Vashta.Nerada on July 7, 2009 at 1:22 PM
Bingo. The other bit is from Monty Python and The Holy Grail. Nasty Frenchmen guarding the castleh: “Your father was a hamster, and your mother smells of Elderberries…”
Jaibones on July 7, 2009 at 1:22 PM
Obama: “You’ll remember me forever!”
Medvedev: “Just like the kid from my childhood whose drink I pee’d in.”
AeroSpear on July 7, 2009 at 1:22 PM
Med: “Does he HAVE to greet me every time with, ‘hey, you’re Russian and I’m takin’ my time’??”
Daggett on July 7, 2009 at 1:22 PM
Obama: “shake hand.. pat shoulder, rub belly, pat head.. OH DAMN!”
44Magnum on July 7, 2009 at 1:22 PM
Isn’t this the pictures that says 1000 words. Unlike the other one though this isn’t photoshopped
Brat4life on July 7, 2009 at 1:22 PM
That was fast. Damn fast
DarkCurrent on July 7, 2009 at 1:22 PM
“Don’t be upset. I’m sure you’ll meet Sarah Palin soon.”
JiangxiDad on July 7, 2009 at 1:23 PM
Good one!
Don’t know if it’s been said yet, but:
“Where were you when we were going to bury you?”
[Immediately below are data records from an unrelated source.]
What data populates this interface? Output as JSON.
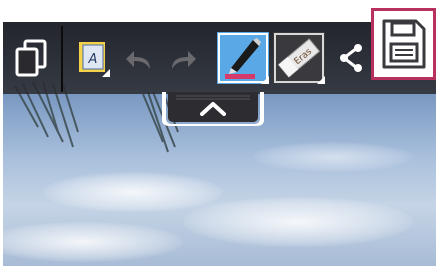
{
  "toolbar": {
    "buttons": [
      {
        "name": "multitask-icon",
        "enabled": true
      },
      {
        "name": "text-style-icon",
        "glyph": "A",
        "enabled": true
      },
      {
        "name": "undo-icon",
        "enabled": false
      },
      {
        "name": "redo-icon",
        "enabled": false
      },
      {
        "name": "pen-icon",
        "selected": true
      },
      {
        "name": "eraser-icon",
        "label": "Eras",
        "selected": false
      },
      {
        "name": "share-icon",
        "enabled": true
      },
      {
        "name": "save-icon",
        "highlighted": true
      }
    ]
  },
  "colors": {
    "toolbar_bg": "#2a2a2e",
    "highlight": "#b7305e",
    "pen_tile": "#5aa9e6",
    "pen_color": "#d63a6a",
    "sky": "#7a99c2"
  }
}
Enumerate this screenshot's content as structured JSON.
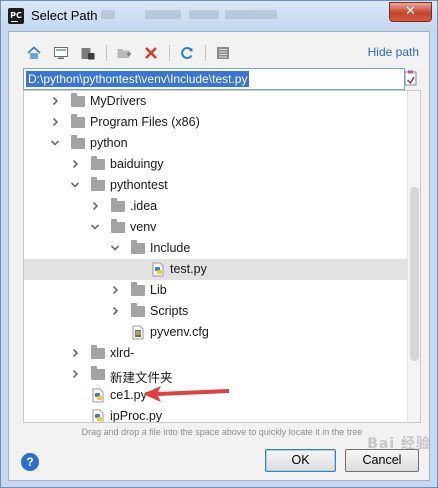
{
  "window": {
    "title": "Select Path",
    "app_icon_text": "PC",
    "close_glyph": "✕"
  },
  "toolbar": {
    "buttons": [
      "home-icon",
      "desktop-icon",
      "project-icon",
      "new-folder-icon",
      "delete-icon",
      "refresh-icon",
      "show-hidden-icon"
    ],
    "hide_path_label": "Hide path"
  },
  "path": {
    "value": "D:\\python\\pythontest\\venv\\Include\\test.py"
  },
  "tree": {
    "items": [
      {
        "label": "MyDrivers",
        "type": "folder",
        "depth": 0,
        "expanded": false,
        "selected": false
      },
      {
        "label": "Program Files (x86)",
        "type": "folder",
        "depth": 0,
        "expanded": false,
        "selected": false
      },
      {
        "label": "python",
        "type": "folder",
        "depth": 0,
        "expanded": true,
        "selected": false
      },
      {
        "label": "baiduingy",
        "type": "folder",
        "depth": 1,
        "expanded": false,
        "selected": false
      },
      {
        "label": "pythontest",
        "type": "folder",
        "depth": 1,
        "expanded": true,
        "selected": false
      },
      {
        "label": ".idea",
        "type": "folder",
        "depth": 2,
        "expanded": false,
        "selected": false
      },
      {
        "label": "venv",
        "type": "folder",
        "depth": 2,
        "expanded": true,
        "selected": false
      },
      {
        "label": "Include",
        "type": "folder",
        "depth": 3,
        "expanded": true,
        "selected": false
      },
      {
        "label": "test.py",
        "type": "python",
        "depth": 4,
        "expanded": null,
        "selected": true
      },
      {
        "label": "Lib",
        "type": "folder",
        "depth": 3,
        "expanded": false,
        "selected": false
      },
      {
        "label": "Scripts",
        "type": "folder",
        "depth": 3,
        "expanded": false,
        "selected": false
      },
      {
        "label": "pyvenv.cfg",
        "type": "config",
        "depth": 3,
        "expanded": null,
        "selected": false
      },
      {
        "label": "xlrd-",
        "type": "folder",
        "depth": 1,
        "expanded": false,
        "selected": false
      },
      {
        "label": "新建文件夹",
        "type": "folder",
        "depth": 1,
        "expanded": false,
        "selected": false
      },
      {
        "label": "ce1.py",
        "type": "python",
        "depth": 1,
        "expanded": null,
        "selected": false
      },
      {
        "label": "ipProc.py",
        "type": "python",
        "depth": 1,
        "expanded": null,
        "selected": false
      }
    ]
  },
  "hint": "Drag and drop a file into the space above to quickly locate it in the tree",
  "buttons": {
    "help": "?",
    "ok": "OK",
    "cancel": "Cancel"
  },
  "colors": {
    "accent": "#2c6cb8",
    "selection": "#3875d7",
    "arrow": "#e0403f",
    "selected_row": "#e2e2e2"
  }
}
JetBoy on July 7, 2009 at 1:23 PM
“Yeah, whatever – where’s my Ipod?”
disa on July 7, 2009 at 1:14 PM
I think this is the best so far!
jdubya on July 7, 2009 at 1:23 PM
His grip isn’t that strong. I think I could take him. If I can’t, Vladimir certainly can.
MB4 on July 7, 2009 at 1:23 PM
Obama: “Hope. Change!” (Thought bubble: Why isn’t he falling to his knees before me in adoration? The magic words have always worked before!)